The HDRI map needs a very high dynamic range to produce sharp shadows. You might need to replace the HDRI map that you are using with another one with a larger range.
In the Material Editor, set the Index of Refraction in the Extended Parameters rollout for the material.
Global Illumination
In most situations, using Brute Force for your primary engine and Light Cache for your secondary will give you the best ratio between quality and speed in terms of not having to tweak a lot of GI settings to get a nice result. The render will have clean light bounces from accurate GI calculations, with minimal blotchiness or flickering for animated sequences.
Increase the Max Rate. For example, set it to 0. You may also try to reduce the color and normal thresholds. Additionally, to make the GI produced by the Irradiance map more detailed, you can reduce the interpolation samples.
No, the irradiance map is not affected by the anti-aliasing filter. In fact, to compute an irradiance map, rendering without anti-aliasing and without a filter is possible. Add these later on for your final rendering.
Yes, that's fine. The final effect will be as though you have computed the irradiance map at a lower sampling rate.
This happens because of the way the 3ds Max standard fog is implemented. It is self-illuminated (unless you use volume light, but standard fog and volume fog are self-illuminated), and since V-Ray takes volumetrics into account when calculating light hitting surfaces for GI, you can see illumination coming from those volumetrics.
Rendering
Check the Multithreading option in 3ds Max's preferences - Customize > Preferences > Rendering > Multi-threading . Make sure this is On.
This could happen if your object is a thin box with overlapping faces. Increase the Height or remove the overlapping faces and the squares should not appear in the rendering anymore.

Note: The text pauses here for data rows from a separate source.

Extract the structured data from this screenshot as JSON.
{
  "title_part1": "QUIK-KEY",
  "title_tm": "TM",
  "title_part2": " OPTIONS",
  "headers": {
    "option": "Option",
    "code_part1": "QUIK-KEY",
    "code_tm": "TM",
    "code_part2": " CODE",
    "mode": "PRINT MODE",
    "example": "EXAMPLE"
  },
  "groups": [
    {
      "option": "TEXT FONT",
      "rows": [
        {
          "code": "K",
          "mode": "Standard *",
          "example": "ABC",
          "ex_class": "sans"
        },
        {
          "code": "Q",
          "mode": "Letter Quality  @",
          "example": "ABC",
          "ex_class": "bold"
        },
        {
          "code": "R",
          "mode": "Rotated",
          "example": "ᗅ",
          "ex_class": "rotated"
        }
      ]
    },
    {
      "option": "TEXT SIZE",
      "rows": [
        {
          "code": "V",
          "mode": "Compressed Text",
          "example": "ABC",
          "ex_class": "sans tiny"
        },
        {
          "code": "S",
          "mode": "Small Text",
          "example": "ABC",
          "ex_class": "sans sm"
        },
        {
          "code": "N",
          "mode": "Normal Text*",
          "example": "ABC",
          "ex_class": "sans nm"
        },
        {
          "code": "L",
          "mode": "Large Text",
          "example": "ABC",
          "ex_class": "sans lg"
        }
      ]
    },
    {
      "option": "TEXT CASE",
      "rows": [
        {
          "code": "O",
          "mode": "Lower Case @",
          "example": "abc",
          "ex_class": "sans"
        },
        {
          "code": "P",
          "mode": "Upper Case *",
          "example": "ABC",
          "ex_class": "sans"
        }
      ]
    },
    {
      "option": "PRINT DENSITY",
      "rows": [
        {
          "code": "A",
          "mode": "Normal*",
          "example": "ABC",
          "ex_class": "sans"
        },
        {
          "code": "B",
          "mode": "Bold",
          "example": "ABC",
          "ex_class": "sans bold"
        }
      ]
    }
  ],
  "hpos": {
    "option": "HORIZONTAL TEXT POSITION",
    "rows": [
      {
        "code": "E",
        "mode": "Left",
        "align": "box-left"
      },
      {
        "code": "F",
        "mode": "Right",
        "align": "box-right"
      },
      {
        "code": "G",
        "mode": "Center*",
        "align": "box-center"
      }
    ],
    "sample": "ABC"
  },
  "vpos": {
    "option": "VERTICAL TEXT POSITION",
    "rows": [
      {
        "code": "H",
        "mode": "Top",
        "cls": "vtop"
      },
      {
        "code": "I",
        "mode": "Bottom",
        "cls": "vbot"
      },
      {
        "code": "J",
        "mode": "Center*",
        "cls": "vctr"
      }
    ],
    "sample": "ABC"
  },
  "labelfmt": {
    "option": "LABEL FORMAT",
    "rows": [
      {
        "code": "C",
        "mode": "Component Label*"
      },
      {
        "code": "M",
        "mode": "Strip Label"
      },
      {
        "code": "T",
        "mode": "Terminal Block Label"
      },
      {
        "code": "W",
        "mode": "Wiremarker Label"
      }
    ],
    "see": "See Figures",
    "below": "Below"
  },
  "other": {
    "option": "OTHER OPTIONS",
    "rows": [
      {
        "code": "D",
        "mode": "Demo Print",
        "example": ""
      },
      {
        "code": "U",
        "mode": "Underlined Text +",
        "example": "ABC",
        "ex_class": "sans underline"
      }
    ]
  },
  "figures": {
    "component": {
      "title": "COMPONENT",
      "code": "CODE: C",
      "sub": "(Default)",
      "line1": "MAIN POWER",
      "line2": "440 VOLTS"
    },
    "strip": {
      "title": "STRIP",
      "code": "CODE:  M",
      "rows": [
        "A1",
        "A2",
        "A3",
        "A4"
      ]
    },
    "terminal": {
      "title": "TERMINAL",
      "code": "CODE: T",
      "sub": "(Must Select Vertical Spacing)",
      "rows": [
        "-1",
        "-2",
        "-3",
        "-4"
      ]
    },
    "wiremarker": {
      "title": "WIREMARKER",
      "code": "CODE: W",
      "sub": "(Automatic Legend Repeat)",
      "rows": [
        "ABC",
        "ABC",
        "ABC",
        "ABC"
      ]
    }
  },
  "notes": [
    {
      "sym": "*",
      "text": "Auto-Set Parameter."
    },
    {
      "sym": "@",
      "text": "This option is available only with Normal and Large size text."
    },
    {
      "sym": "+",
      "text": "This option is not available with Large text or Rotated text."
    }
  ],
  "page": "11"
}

There should be no difference in the final image, no matter what is the size of your render regions. However, every region requires some setup time. Also, when you use anti-aliasing filters, there is a border around each region that needs to be additionally rendered so that the edges of regions blend smoothly. As the region size increases, this additional work takes less time compared to the total render. Smaller regions allow for faster screen update - you can see your image in progress; regions save memory; regions allow easy multithreading and (more important) easy distributed rendering. The choice of slowdown/update rate is best left to the user. Values of 16-64 are recommended.
V-Ray 3.6 for 3ds Max does not have integrated button for V-Ray Cloud rendering. You can find such in V-Ray Next for 3ds Max. However, there are other ways to take advantage of the V-Ray Cloud. See the V-Ray Cloud documentation for more information.
Distributed Rendering
It will ship the full scene without the textures. This means the textures must be visible from all the local machines, but there is no need to share the scene itself.
Yes, this is configurable. The process priority can be controlled remotely for each rendering server. For more information refer to the Set Up Distributed Rendering section.
It is based on machine IPs. Names can be given to each machine and they don't have to be the same as previous network names. The important part is a valid IP. There is an autosearch mechanism which looks for all the available servers in the local network and includes them in the list. A box can be configured manually.